Hydro Ottawa a été formée après la fusion des compagnies d’électricité municipales de Gloucester, Goulbourn, Kanata, Nepean et Ottawa, laissant au passage certains secteurs sur le territoire de la nouvelle ville unifiée à Hydro One.

Quelques années ont suffi avant que des élus soulèvent publiquement cet enjeu. En 2006, les conseillers d’Orléans et de Cumberland, Bob Monette et Rob Jellett, ont lancé une pétition pour que les clients d’Hydro One à Ottawa soient desservis par Hydro Ottawa, comme la majorité des résidents de la municipalité.

M. Monette indique qu’ils avaient réussi à obtenir plus de 3000 signatures. Quelques années plus tard, le conseil municipal adoptait une motion pour demander à Hydro Ottawa de lancer des négociations avec Hydro One.

Dans une déclaration écrite, le fournisseur d’électricité municipal indique qu’en 2011, après d’intenses négociations, une transaction n’a pu être conclue.

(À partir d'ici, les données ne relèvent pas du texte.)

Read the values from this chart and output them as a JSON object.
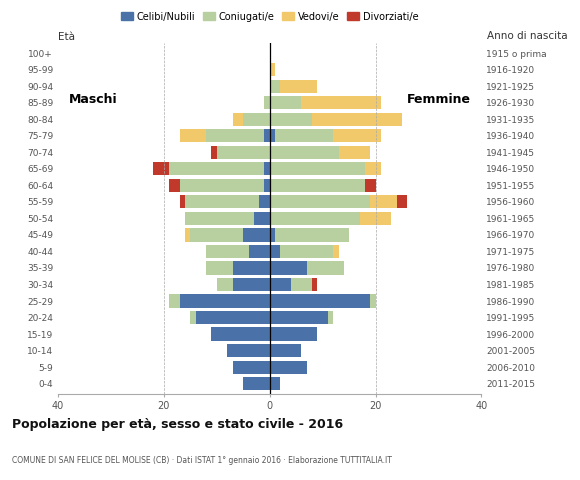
{
  "age_groups": [
    "0-4",
    "5-9",
    "10-14",
    "15-19",
    "20-24",
    "25-29",
    "30-34",
    "35-39",
    "40-44",
    "45-49",
    "50-54",
    "55-59",
    "60-64",
    "65-69",
    "70-74",
    "75-79",
    "80-84",
    "85-89",
    "90-94",
    "95-99",
    "100+"
  ],
  "birth_years": [
    "2011-2015",
    "2006-2010",
    "2001-2005",
    "1996-2000",
    "1991-1995",
    "1986-1990",
    "1981-1985",
    "1976-1980",
    "1971-1975",
    "1966-1970",
    "1961-1965",
    "1956-1960",
    "1951-1955",
    "1946-1950",
    "1941-1945",
    "1936-1940",
    "1931-1935",
    "1926-1930",
    "1921-1925",
    "1916-1920",
    "1915 o prima"
  ],
  "male": {
    "celibi": [
      5,
      7,
      8,
      11,
      14,
      17,
      7,
      7,
      4,
      5,
      3,
      2,
      1,
      1,
      0,
      1,
      0,
      0,
      0,
      0,
      0
    ],
    "coniugati": [
      0,
      0,
      0,
      0,
      1,
      2,
      3,
      5,
      8,
      10,
      13,
      14,
      16,
      18,
      10,
      11,
      5,
      1,
      0,
      0,
      0
    ],
    "vedovi": [
      0,
      0,
      0,
      0,
      0,
      0,
      0,
      0,
      0,
      1,
      0,
      0,
      0,
      0,
      0,
      5,
      2,
      0,
      0,
      0,
      0
    ],
    "divorziati": [
      0,
      0,
      0,
      0,
      0,
      0,
      0,
      0,
      0,
      0,
      0,
      1,
      2,
      3,
      1,
      0,
      0,
      0,
      0,
      0,
      0
    ]
  },
  "female": {
    "nubili": [
      2,
      7,
      6,
      9,
      11,
      19,
      4,
      7,
      2,
      1,
      0,
      0,
      0,
      0,
      0,
      1,
      0,
      0,
      0,
      0,
      0
    ],
    "coniugate": [
      0,
      0,
      0,
      0,
      1,
      1,
      4,
      7,
      10,
      14,
      17,
      19,
      18,
      18,
      13,
      11,
      8,
      6,
      2,
      0,
      0
    ],
    "vedove": [
      0,
      0,
      0,
      0,
      0,
      0,
      0,
      0,
      1,
      0,
      6,
      5,
      0,
      3,
      6,
      9,
      17,
      15,
      7,
      1,
      0
    ],
    "divorziate": [
      0,
      0,
      0,
      0,
      0,
      0,
      1,
      0,
      0,
      0,
      0,
      2,
      2,
      0,
      0,
      0,
      0,
      0,
      0,
      0,
      0
    ]
  },
  "colors": {
    "celibi": "#4a72a8",
    "coniugati": "#b8cfa0",
    "vedovi": "#f2c96a",
    "divorziati": "#c0392b"
  },
  "title": "Popolazione per età, sesso e stato civile - 2016",
  "subtitle": "COMUNE DI SAN FELICE DEL MOLISE (CB) · Dati ISTAT 1° gennaio 2016 · Elaborazione TUTTITALIA.IT",
  "label_maschi": "Maschi",
  "label_femmine": "Femmine",
  "label_eta": "Età",
  "label_anno": "Anno di nascita",
  "xlim": 40,
  "legend_labels": [
    "Celibi/Nubili",
    "Coniugati/e",
    "Vedovi/e",
    "Divorziati/e"
  ],
  "background_color": "#ffffff"
}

Selon Hydro Ottawa, certains critères établis par la Commission de l’énergie de l’Ontario pour superviser de telles acquisitions n’auraient pu être respectés, notamment le principe de «l’absence de dommage» qui prévoit qu’une transaction ne doit pas entraîner de hausses de tarifs pour les clients actuels.

«Bien que le processus et l’évaluation finale restent protégés par une entente de confidentialité, Hydro Ottawa est prête à reconnaître que l’évaluation de la valeur de ces zones de couverture réalisée par Hydro One est valable et défendable», écrit Hydro Ottawa en réponse à une demande d’entrevue du Droit.

Pour le député provincial d’Orléans, Stephen Blais, ce principe de «l’absence de dommage» doit être assoupli puisqu’il enlève pratiquement toute marge de manœuvre pour qu’une municipalité comme Ottawa puisse harmoniser les tarifs d’électricité sur son territoire.

«C’est un montant énorme, ça n’avait pas beaucoup de sens pour Hydro Ottawa à l’époque, explique M. Blais. Le point d’avoir un système unique, c’est que tout le monde paie la même chose, pas que les tarifs soient plus hauts.»